This assumes that a single directory name (which may contain spaces) is given and that it is the last parameter passed. Unfortunately this has two limitations:-

  1. The directory must be given: to overcome this you need to scan the parameters to find the last and make different calls if the last parameter is an option or doesn't exist (replace / by space in the above calls).
  2. If the ls options cause a total line (eg -l) to be output you will get two totals, one for each call.
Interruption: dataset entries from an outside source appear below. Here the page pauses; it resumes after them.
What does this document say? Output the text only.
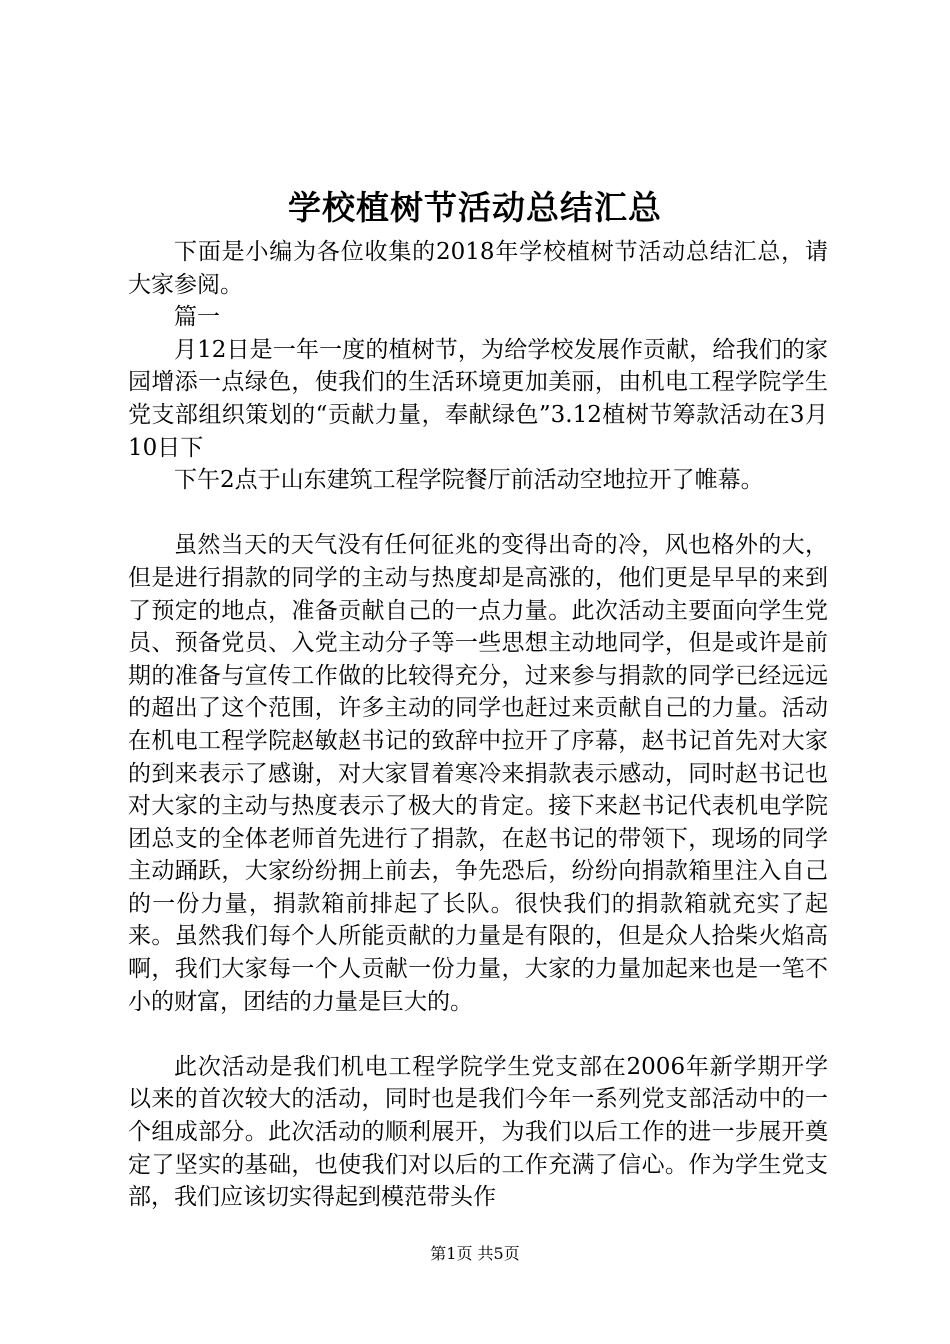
学校植树节活动总结汇总

下面是小编为各位收集的2018年学校植树节活动总结汇总，请大家参阅。

篇一

月12日是一年一度的植树节，为给学校发展作贡献，给我们的家园增添一点绿色，使我们的生活环境更加美丽，由机电工程学院学生党支部组织策划的“贡献力量，奉献绿色”3.12植树节筹款活动在3月10日下

下午2点于山东建筑工程学院餐厅前活动空地拉开了帷幕。

虽然当天的天气没有任何征兆的变得出奇的冷，风也格外的大，但是进行捐款的同学的主动与热度却是高涨的，他们更是早早的来到了预定的地点，准备贡献自己的一点力量。此次活动主要面向学生党员、预备党员、入党主动分子等一些思想主动地同学，但是或许是前期的准备与宣传工作做的比较得充分，过来参与捐款的同学已经远远的超出了这个范围，许多主动的同学也赶过来贡献自己的力量。活动在机电工程学院赵敏赵书记的致辞中拉开了序幕，赵书记首先对大家的到来表示了感谢，对大家冒着寒冷来捐款表示感动，同时赵书记也对大家的主动与热度表示了极大的肯定。接下来赵书记代表机电学院团总支的全体老师首先进行了捐款，在赵书记的带领下，现场的同学主动踊跃，大家纷纷拥上前去，争先恐后，纷纷向捐款箱里注入自己的一份力量，捐款箱前排起了长队。很快我们的捐款箱就充实了起来。虽然我们每个人所能贡献的力量是有限的，但是众人拾柴火焰高啊，我们大家每一个人贡献一份力量，大家的力量加起来也是一笔不小的财富，团结的力量是巨大的。

此次活动是我们机电工程学院学生党支部在2006年新学期开学以来的首次较大的活动，同时也是我们今年一系列党支部活动中的一个组成部分。此次活动的顺利展开，为我们以后工作的进一步展开奠定了坚实的基础，也使我们对以后的工作充满了信心。作为学生党支部，我们应该切实得起到模范带头作

第1页 共5页
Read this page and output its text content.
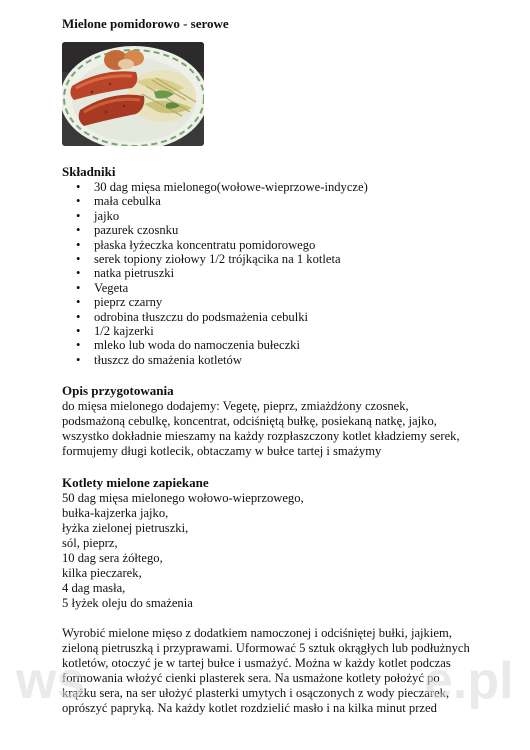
Mielone pomidorowo - serowe
Składniki
• 30 dag mięsa mielonego(wołowe-wieprzowe-indycze)
• mała cebulka
• jajko
• pazurek czosnku
• płaska łyżeczka koncentratu pomidorowego
• serek topiony ziołowy 1/2 trójkącika na 1 kotleta
• natka pietruszki
• Vegeta
• pieprz czarny
• odrobina tłuszczu do podsmażenia cebulki
• 1/2 kajzerki
• mleko lub woda do namoczenia bułeczki
• tłuszcz do smażenia kotletów
Opis przygotowania

do mięsa mielonego dodajemy: Vegetę, pieprz, zmiażdżony czosnek,
podsmażoną cebulkę, koncentrat, odciśniętą bułkę, posiekaną natkę, jajko,
wszystko dokładnie mieszamy na każdy rozpłaszczony kotlet kładziemy serek,
formujemy długi kotlecik, obtaczamy w bułce tartej i smażymy

Kotlety mielone zapiekane
50 dag mięsa mielonego wołowo-wieprzowego,
bułka-kajzerka jajko,
łyżka zielonej pietruszki,
sól, pieprz,
10 dag sera żółtego,
kilka pieczarek,
4 dag masła,
5 łyżek oleju do smażenia
Wyrobić mielone mięso z dodatkiem namoczonej i odciśniętej bułki, jajkiem,
zieloną pietruszką i przyprawami. Uformować 5 sztuk okrągłych lub podłużnych
kotletów, otoczyć je w tartej bułce i usmażyć. Można w każdy kotlet podczas
formowania włożyć cienki plasterek sera. Na usmażone kotlety położyć po
krążku sera, na ser ułożyć plasterki umytych i osączonych z wody pieczarek,
oprószyć papryką. Na każdy kotlet rozdzielić masło i na kilka minut przed
ws	e.pl
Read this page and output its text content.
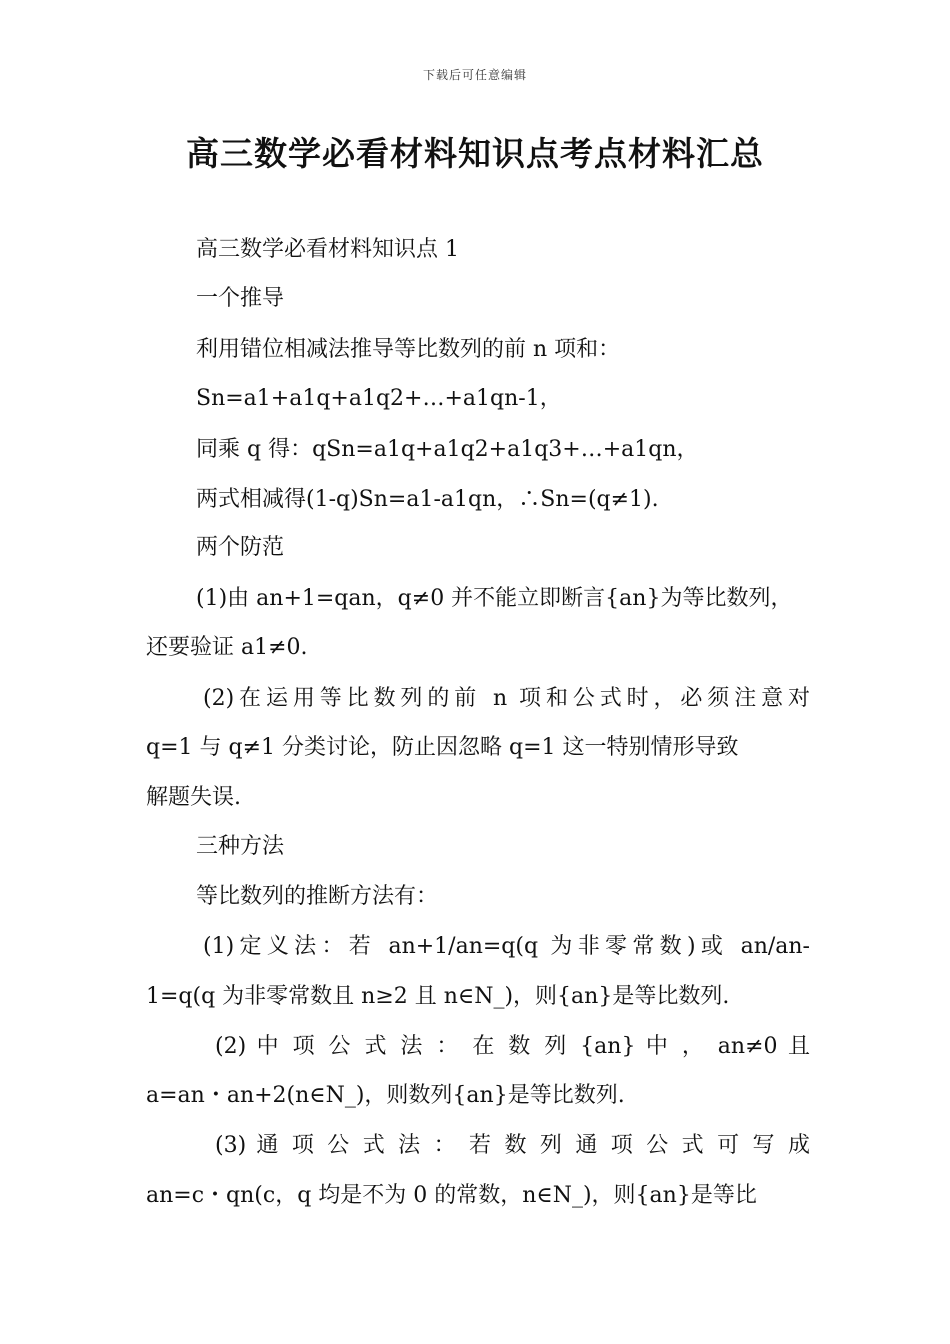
下载后可任意编辑
高三数学必看材料知识点考点材料汇总

高三数学必看材料知识点 1

一个推导

利用错位相减法推导等比数列的前 n 项和：

Sn=a1+a1q+a1q2+…+a1qn-1，

同乘 q 得：qSn=a1q+a1q2+a1q3+…+a1qn，

两式相减得(1-q)Sn=a1-a1qn，∴Sn=(q≠1).

两个防范

(1)由 an+1=qan，q≠0 并不能立即断言{an}为等比数列，

还要验证 a1≠0.

(2)在运用等比数列的前 n 项和公式时，必须注意对

q=1 与 q≠1 分类讨论，防止因忽略 q=1 这一特别情形导致

解题失误.

三种方法

等比数列的推断方法有：

(1)定义法：若 an+1/an=q(q 为非零常数)或 an/an-

1=q(q 为非零常数且 n≥2 且 n∈N_)，则{an}是等比数列.

(2) 中 项 公 式 法 ： 在 数 列 {an} 中 ， an≠0 且

a=an・an+2(n∈N_)，则数列{an}是等比数列.

(3) 通 项 公 式 法 ： 若 数 列 通 项 公 式 可 写 成

an=c・qn(c，q 均是不为 0 的常数，n∈N_)，则{an}是等比
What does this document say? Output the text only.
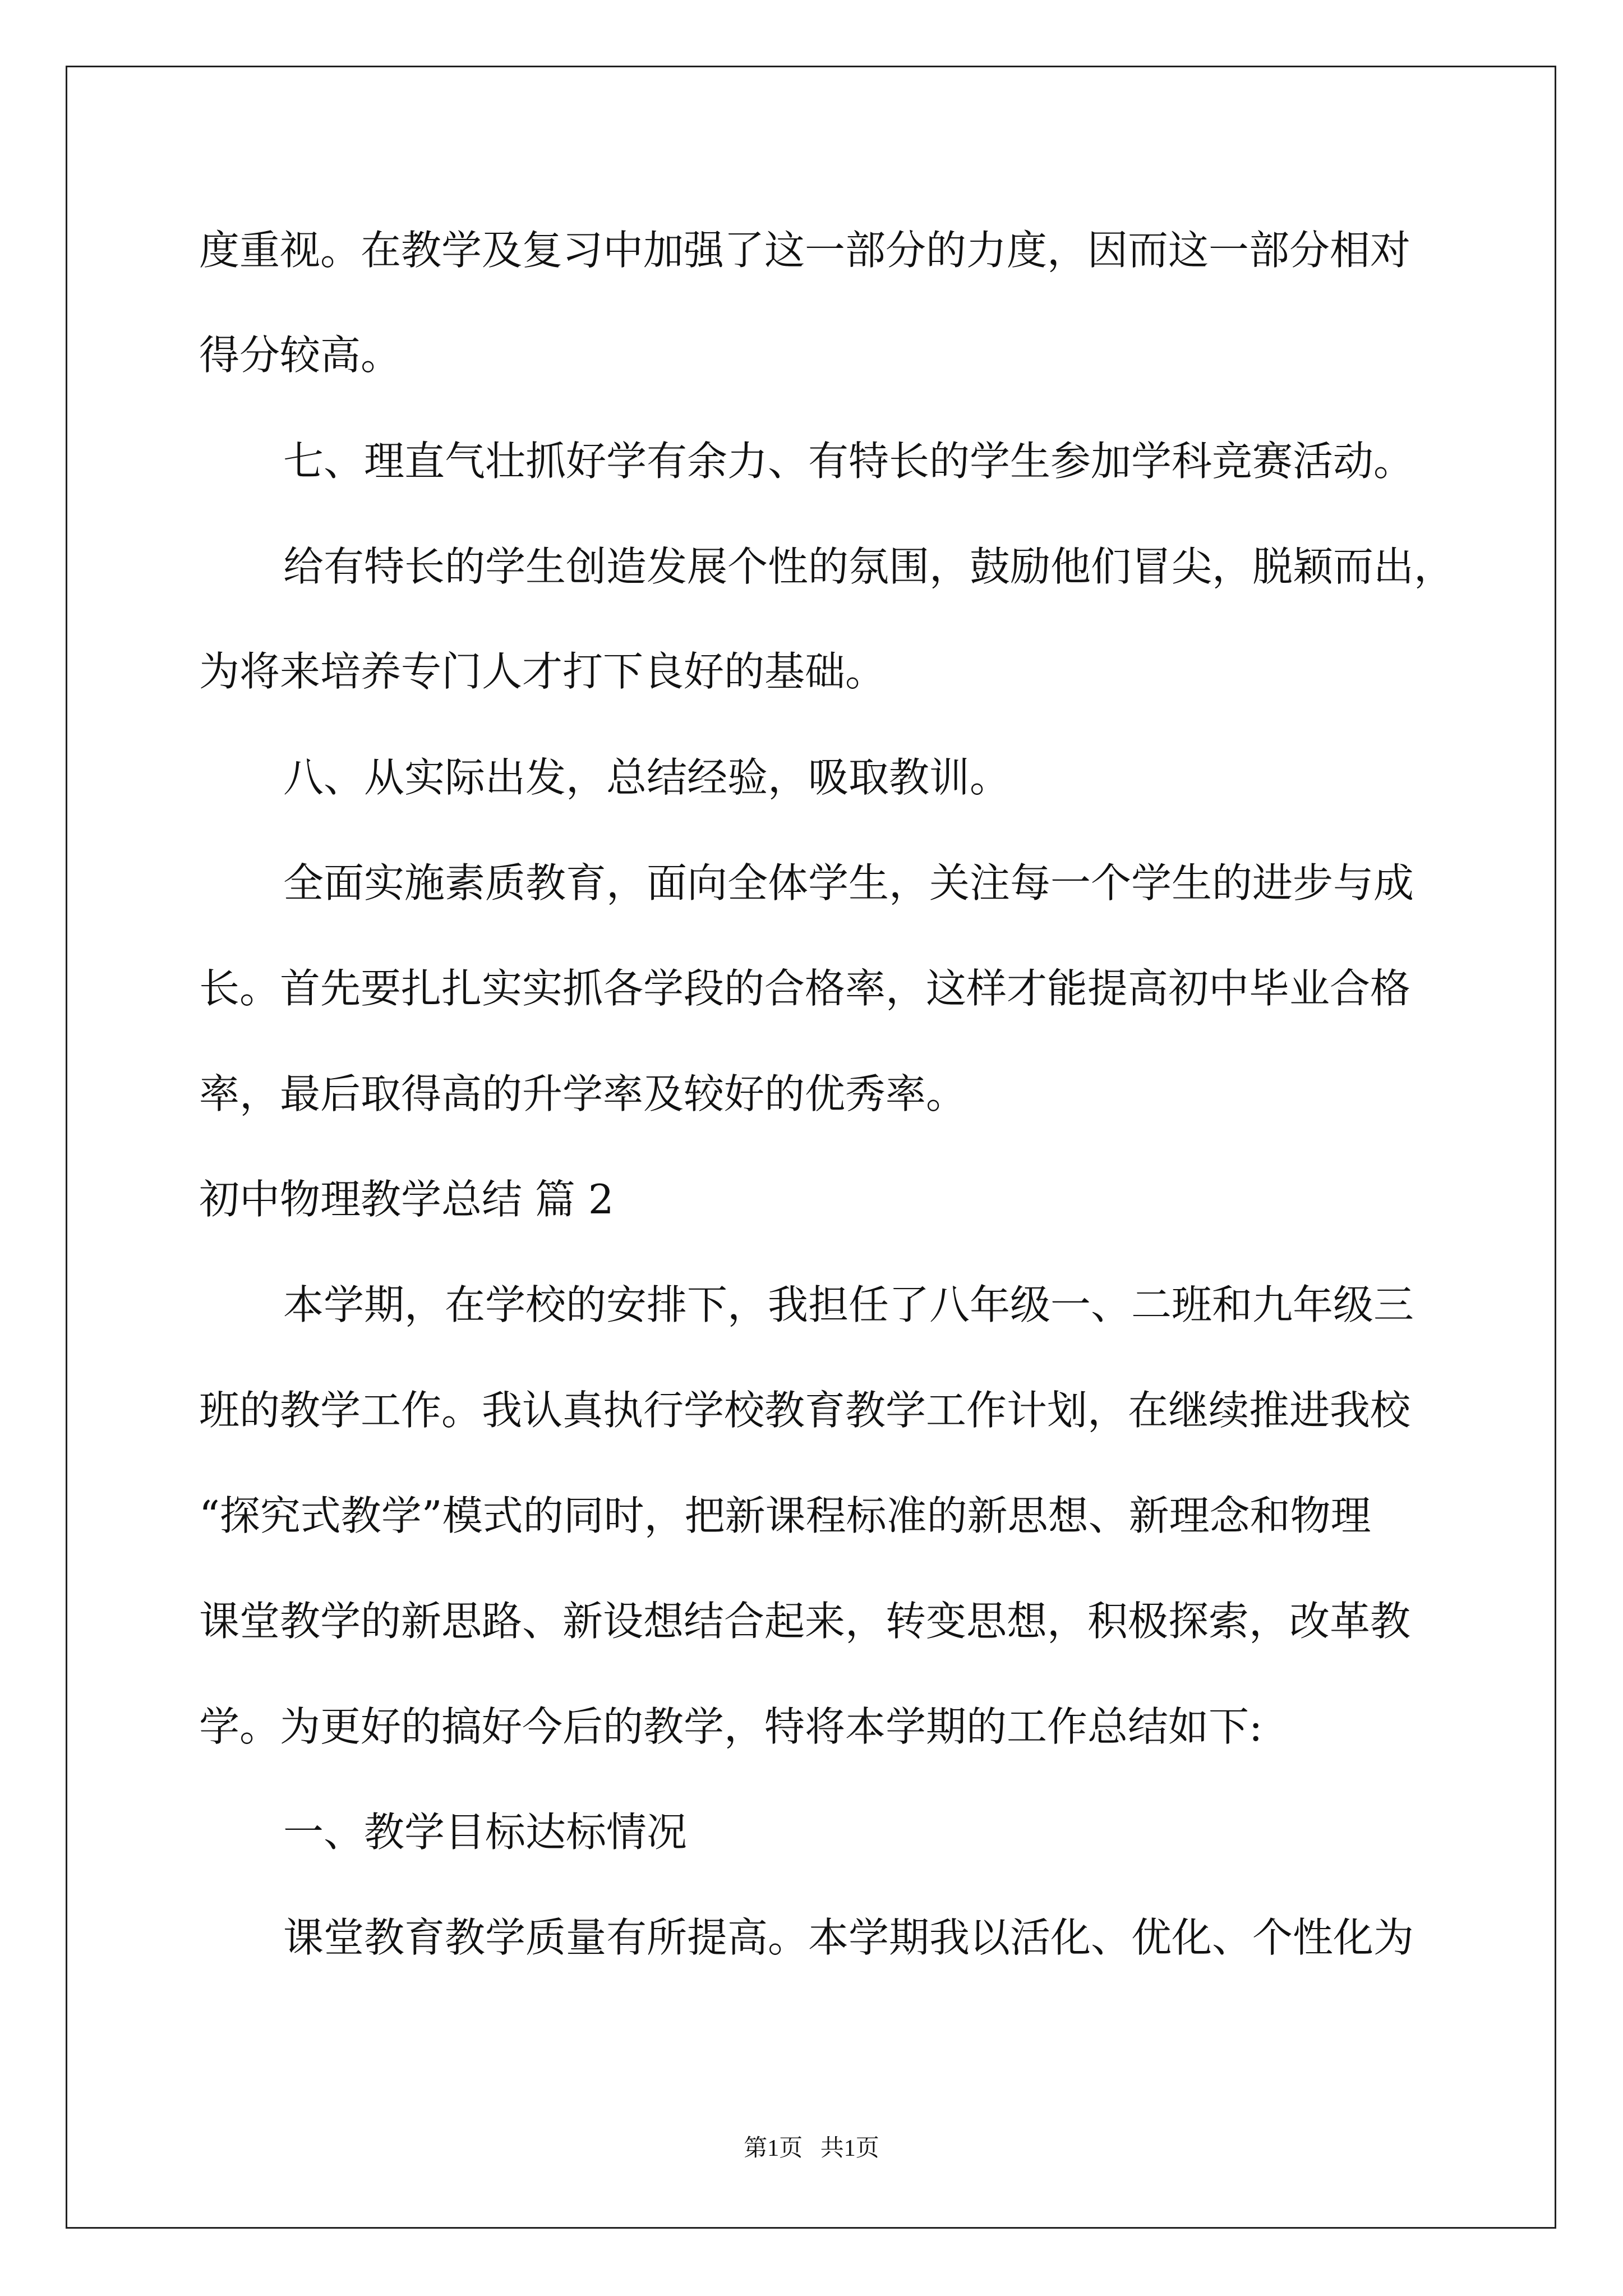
度重视。在教学及复习中加强了这一部分的力度，因而这一部分相对
得分较高。
七、理直气壮抓好学有余力、有特长的学生参加学科竞赛活动。
给有特长的学生创造发展个性的氛围，鼓励他们冒尖，脱颖而出，
为将来培养专门人才打下良好的基础。
八、从实际出发，总结经验，吸取教训。
全面实施素质教育，面向全体学生，关注每一个学生的进步与成
长。首先要扎扎实实抓各学段的合格率，这样才能提高初中毕业合格
率，最后取得高的升学率及较好的优秀率。
初中物理教学总结 篇 2
本学期，在学校的安排下，我担任了八年级一、二班和九年级三
班的教学工作。我认真执行学校教育教学工作计划，在继续推进我校
“探究式教学”模式的同时，把新课程标准的新思想、新理念和物理
课堂教学的新思路、新设想结合起来，转变思想，积极探索，改革教
学。为更好的搞好今后的教学，特将本学期的工作总结如下:
一、教学目标达标情况
课堂教育教学质量有所提高。本学期我以活化、优化、个性化为
第1页   共1页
The first of these is answered by scripting:-

[ $# == 0 ] && lp='' || eval lp="\${$#}"
[ "${lp#-}" == "$lp" ] && sl=/ || sl=' '
ls -d --group-directories-first "$@"$sl.*
ls -d --group-directories-first "$@"$sl*

The second requires all the files to be listed in a single command and the output redirected to a temporary file with a succession of grep searches, first for ^total [0-9]*$, then for files beginning with ., then the same search with -v to list the remainder. Thus is easy if ls produces bare file names, but much more complex in the general case, beyond the scope of this answer.

Notes:-

  • ls -d is needed to avoid the expansion of subdirectories.
  • ... && ... || ... is a more compact form of if ...; then ...; else ...; fi.
  • eval was necessary to make bash parse the command line twice: ${$#} gives an error.